For everyone who has immigrated to Australia you will know how much of an emotional roller coaster the entire experience can be. As a seventeen-year-old boy from Port Elizabeth who prefers a life of structure, the immigration experience has been all the more daunting for me.
Leaving my loyal friends, my school (where I had been doing particularly well), and basically my whole life and support system has been just plain depressing to tell the truth. When you think about it, starting at a new school in a new country with just years eleven and twelve to complete is always going to be tough.
“Why fit in when you were born to stand out?” A friend once told me this and I thought it applied especially well to me, someone who does things his own way rather than following the crowd. This has posed quite a problem to me here on the Gold Coast, as most of the Aussie teens I have met at school just have nothing in common with me. I just haven’t been able to find anyone with whom I can relate. It’s like I’m talking a different language which they can’t seem to understand.
During breaks at school I have wandered from group to group in an effort to find someone remotely like myself. While getting to know the various groups on the playground I was reminded of an American teen movie because of the various groups that could be found: There are the ‘plastics,’ a group of girls with fake tans and bleached hair that would talk about boys, clothes, hair, parties and other petty matters that made me want to vomit; Then there’s the group of guys who think they own the world. They throw their food, get drunk all the time and talk disrespectfully about girls. I clearly wouldn’t fit there either. The nerdy kids seem okay until you discover that they live their lives on their computer and rarely talk about anything else except maybe maths or science (which don’t really interest me). The emo kids consist of a gay guy, two lesbians, and some other strange people. This is where I fitted in the best, which is ironic because this would never have been the case in South Africa. The problem with the emo kids is that they’re all atheists and rebels and for anyone who knows me well, those are probably the last labels I’d be given.
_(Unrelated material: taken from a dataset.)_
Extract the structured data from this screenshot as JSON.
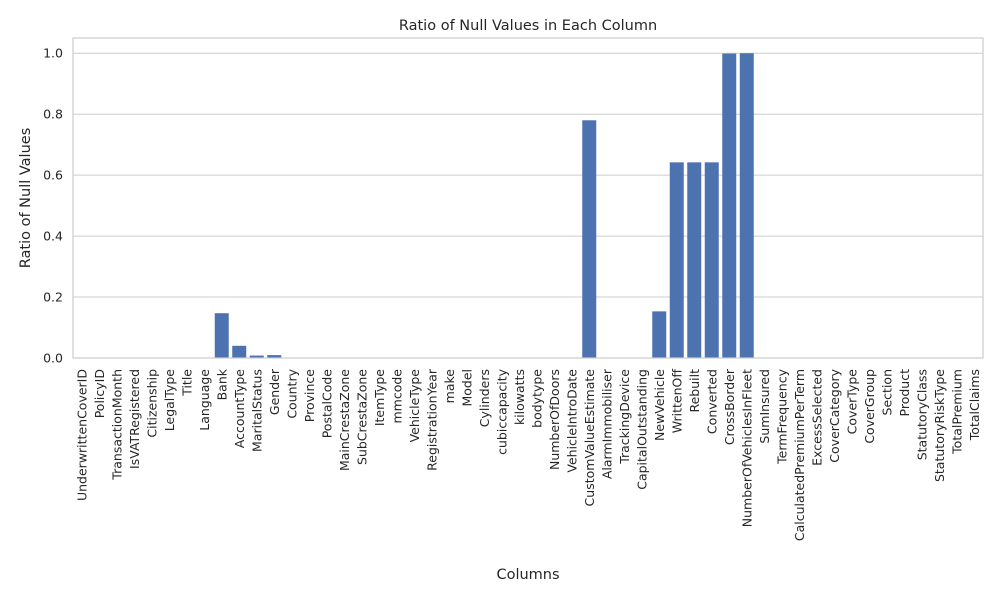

After some long discussions my parents and I came to the decision that I needed to move schools, to somewhere that had other South Africans and a larger variety of personalities. I have chosen a school closer to home and I’m determined that I can make it work this time.
There is no doubt that moving has been incredibly difficult for my family and I, yet I don’t regret it. In South Africa I see the prices increasing and the electricity decreasing. This reassures me that we have made the right decision. The tunnel is long, but there is light at the end.